I'm trying to do all the right inputs at the right times, but of course that is easier said than done. It is hard to appreciate from a video the physical forces applied to your body, and not just the obvious G force. In a slow roll you go from upright to laying on your side to hanging upside down to laying on your other side. You are strapped in at the hips, so you are straining against gravity to keep your torso and shoulders centered. All the while you are arm wrestling the stick to keep full aileron deflection in, while trying to push and pull the stick and put in rudder at the right times. There's just a lot going on in 3 dimensions.
Oh BTW I have a crappy 5 point factory harness without a ratchet, so until I upgrade to a Hooker harness I am also getting slung around due to the slack in the belts.
I've never flown a super space age monoplane like an Extra with a 360 roll rate, but my impression is that all that happens so fast that you don't feel it so much. I don't believe you need much top rudder on knife edge or forward stick thru inverted, because you just don't spend enough time to lose altitude.

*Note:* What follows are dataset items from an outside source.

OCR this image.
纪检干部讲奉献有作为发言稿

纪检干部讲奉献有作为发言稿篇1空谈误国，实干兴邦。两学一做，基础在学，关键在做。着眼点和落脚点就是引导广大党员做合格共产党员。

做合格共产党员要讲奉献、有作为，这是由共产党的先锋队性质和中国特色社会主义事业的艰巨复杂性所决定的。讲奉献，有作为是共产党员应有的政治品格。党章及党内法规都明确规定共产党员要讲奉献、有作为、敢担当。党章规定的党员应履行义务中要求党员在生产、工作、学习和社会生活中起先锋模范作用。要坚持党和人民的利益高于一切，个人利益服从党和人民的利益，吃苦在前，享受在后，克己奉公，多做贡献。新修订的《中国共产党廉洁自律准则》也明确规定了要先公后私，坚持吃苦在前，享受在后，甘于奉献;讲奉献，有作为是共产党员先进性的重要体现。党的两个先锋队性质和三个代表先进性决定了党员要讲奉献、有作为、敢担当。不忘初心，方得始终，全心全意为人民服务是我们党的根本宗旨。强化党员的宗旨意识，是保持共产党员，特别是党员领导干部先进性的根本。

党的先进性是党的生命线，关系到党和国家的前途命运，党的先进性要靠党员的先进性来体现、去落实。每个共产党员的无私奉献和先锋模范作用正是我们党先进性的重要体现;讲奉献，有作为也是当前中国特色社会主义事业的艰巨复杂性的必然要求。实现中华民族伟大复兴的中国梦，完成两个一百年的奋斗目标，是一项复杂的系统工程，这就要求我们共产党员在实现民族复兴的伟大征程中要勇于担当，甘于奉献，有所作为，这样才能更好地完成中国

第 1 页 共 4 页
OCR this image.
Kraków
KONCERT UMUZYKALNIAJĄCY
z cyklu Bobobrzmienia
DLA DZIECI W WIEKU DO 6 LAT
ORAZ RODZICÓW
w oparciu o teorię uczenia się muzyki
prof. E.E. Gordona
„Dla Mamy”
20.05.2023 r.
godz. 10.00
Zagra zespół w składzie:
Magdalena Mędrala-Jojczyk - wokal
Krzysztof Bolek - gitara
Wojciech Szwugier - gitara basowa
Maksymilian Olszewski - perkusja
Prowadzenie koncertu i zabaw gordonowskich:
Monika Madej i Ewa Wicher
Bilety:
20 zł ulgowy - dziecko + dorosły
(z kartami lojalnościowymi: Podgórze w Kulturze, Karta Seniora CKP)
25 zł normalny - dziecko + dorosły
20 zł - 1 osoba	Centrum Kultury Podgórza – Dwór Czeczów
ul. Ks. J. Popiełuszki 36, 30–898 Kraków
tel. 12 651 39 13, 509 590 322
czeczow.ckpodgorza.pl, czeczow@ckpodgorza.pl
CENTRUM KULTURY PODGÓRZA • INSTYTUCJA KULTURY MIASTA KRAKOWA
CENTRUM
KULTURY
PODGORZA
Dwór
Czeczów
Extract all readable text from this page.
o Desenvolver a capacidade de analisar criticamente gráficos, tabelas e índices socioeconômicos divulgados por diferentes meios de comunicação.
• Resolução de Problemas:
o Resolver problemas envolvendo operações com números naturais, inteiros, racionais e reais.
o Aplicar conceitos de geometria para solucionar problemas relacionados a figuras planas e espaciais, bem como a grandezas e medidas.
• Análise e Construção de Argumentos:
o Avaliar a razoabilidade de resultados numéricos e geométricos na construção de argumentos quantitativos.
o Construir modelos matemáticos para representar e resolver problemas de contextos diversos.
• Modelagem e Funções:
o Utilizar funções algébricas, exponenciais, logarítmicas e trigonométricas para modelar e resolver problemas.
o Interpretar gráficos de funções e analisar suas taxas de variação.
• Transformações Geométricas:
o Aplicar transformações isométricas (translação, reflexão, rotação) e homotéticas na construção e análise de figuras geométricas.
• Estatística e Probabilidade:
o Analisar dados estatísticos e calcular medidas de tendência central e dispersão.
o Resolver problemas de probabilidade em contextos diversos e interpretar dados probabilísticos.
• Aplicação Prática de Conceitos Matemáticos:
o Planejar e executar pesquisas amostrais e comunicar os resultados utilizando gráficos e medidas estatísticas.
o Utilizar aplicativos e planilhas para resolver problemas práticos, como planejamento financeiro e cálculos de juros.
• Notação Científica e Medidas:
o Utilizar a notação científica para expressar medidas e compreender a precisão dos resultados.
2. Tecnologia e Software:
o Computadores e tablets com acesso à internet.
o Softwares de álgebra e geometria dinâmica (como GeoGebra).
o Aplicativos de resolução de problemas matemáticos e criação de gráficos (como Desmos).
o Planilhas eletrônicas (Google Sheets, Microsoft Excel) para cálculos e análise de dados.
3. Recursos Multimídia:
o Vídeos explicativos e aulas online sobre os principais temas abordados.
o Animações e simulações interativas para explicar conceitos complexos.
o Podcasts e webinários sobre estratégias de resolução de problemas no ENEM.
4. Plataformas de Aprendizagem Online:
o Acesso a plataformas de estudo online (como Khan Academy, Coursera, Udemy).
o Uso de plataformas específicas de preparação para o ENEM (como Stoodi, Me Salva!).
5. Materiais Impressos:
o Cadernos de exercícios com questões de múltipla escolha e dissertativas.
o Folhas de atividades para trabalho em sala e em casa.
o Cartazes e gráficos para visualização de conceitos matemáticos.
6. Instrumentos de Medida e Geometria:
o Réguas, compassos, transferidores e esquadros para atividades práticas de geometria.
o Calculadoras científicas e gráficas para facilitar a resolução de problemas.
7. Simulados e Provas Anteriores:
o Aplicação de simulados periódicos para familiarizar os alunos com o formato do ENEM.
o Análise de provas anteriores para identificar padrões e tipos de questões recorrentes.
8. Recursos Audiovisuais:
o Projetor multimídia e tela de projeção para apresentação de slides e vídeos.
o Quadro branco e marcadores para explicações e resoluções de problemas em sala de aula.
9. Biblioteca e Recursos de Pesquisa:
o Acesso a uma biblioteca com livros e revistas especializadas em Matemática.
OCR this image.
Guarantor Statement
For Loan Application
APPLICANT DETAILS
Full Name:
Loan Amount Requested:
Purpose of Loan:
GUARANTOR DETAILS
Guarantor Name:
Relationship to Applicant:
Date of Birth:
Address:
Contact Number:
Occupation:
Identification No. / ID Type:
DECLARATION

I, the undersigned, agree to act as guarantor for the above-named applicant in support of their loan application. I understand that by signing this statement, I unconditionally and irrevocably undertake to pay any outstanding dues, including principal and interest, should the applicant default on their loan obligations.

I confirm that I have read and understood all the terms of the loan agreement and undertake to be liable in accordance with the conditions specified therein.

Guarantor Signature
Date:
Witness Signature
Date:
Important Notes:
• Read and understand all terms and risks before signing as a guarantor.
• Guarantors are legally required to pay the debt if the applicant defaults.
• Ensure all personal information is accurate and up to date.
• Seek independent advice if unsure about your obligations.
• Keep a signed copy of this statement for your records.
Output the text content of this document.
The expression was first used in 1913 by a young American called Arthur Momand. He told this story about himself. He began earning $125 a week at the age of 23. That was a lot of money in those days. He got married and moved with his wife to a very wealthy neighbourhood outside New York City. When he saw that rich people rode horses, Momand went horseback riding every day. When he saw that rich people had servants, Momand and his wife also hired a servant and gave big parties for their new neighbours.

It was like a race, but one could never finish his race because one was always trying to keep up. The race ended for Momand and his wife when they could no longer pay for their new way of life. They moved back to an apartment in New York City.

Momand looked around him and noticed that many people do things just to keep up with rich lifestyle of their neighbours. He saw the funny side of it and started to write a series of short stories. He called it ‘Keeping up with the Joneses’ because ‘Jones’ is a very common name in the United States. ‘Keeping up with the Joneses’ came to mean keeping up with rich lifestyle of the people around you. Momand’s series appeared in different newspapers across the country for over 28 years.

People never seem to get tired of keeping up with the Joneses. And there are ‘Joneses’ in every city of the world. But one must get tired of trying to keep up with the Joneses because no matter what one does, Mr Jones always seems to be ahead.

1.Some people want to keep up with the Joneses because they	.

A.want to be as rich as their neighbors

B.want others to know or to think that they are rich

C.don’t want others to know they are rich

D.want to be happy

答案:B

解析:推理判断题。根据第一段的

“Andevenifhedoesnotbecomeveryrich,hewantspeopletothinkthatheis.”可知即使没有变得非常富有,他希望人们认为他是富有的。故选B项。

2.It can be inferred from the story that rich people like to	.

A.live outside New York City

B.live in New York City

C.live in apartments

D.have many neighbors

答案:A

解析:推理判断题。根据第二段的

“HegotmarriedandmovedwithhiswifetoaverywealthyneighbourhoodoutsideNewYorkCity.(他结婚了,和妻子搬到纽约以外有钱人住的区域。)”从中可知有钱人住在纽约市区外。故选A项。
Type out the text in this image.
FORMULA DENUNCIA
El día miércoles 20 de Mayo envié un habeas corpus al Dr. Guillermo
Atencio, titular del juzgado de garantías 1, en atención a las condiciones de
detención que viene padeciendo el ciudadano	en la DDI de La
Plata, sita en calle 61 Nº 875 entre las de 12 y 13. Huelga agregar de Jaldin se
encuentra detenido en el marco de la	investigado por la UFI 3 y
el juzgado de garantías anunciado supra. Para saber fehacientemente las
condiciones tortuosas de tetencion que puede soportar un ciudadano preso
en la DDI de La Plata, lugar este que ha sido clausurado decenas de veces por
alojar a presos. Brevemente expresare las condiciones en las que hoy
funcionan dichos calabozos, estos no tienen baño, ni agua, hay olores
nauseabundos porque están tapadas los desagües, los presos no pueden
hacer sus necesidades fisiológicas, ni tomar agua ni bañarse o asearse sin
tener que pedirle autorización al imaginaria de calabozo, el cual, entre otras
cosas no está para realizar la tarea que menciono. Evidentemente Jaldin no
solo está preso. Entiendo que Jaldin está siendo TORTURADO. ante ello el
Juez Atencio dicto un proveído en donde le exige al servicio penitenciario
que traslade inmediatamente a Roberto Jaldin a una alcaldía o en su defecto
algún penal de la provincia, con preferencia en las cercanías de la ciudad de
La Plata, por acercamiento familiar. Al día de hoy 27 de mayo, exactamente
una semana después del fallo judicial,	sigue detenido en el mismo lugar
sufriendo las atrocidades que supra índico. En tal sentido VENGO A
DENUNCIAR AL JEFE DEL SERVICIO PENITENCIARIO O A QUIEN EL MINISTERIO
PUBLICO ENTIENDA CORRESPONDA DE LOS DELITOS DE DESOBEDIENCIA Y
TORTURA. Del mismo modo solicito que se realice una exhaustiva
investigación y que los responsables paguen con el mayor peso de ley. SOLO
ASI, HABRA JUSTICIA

With an airplane like a Super D, it takes a lot of top rudder on knife edge and a lot of forward stick while inverted to avoid losing altitude. And back to the physical forces, a roll takes me 6-8 seconds, so I am spending 3-4 seconds hanging upside down or at a weird angle, all while trying to keep the stick deflected, push the stick forward and then pull it back, and transition off rudder with my right foot and then add rudder with my left foot.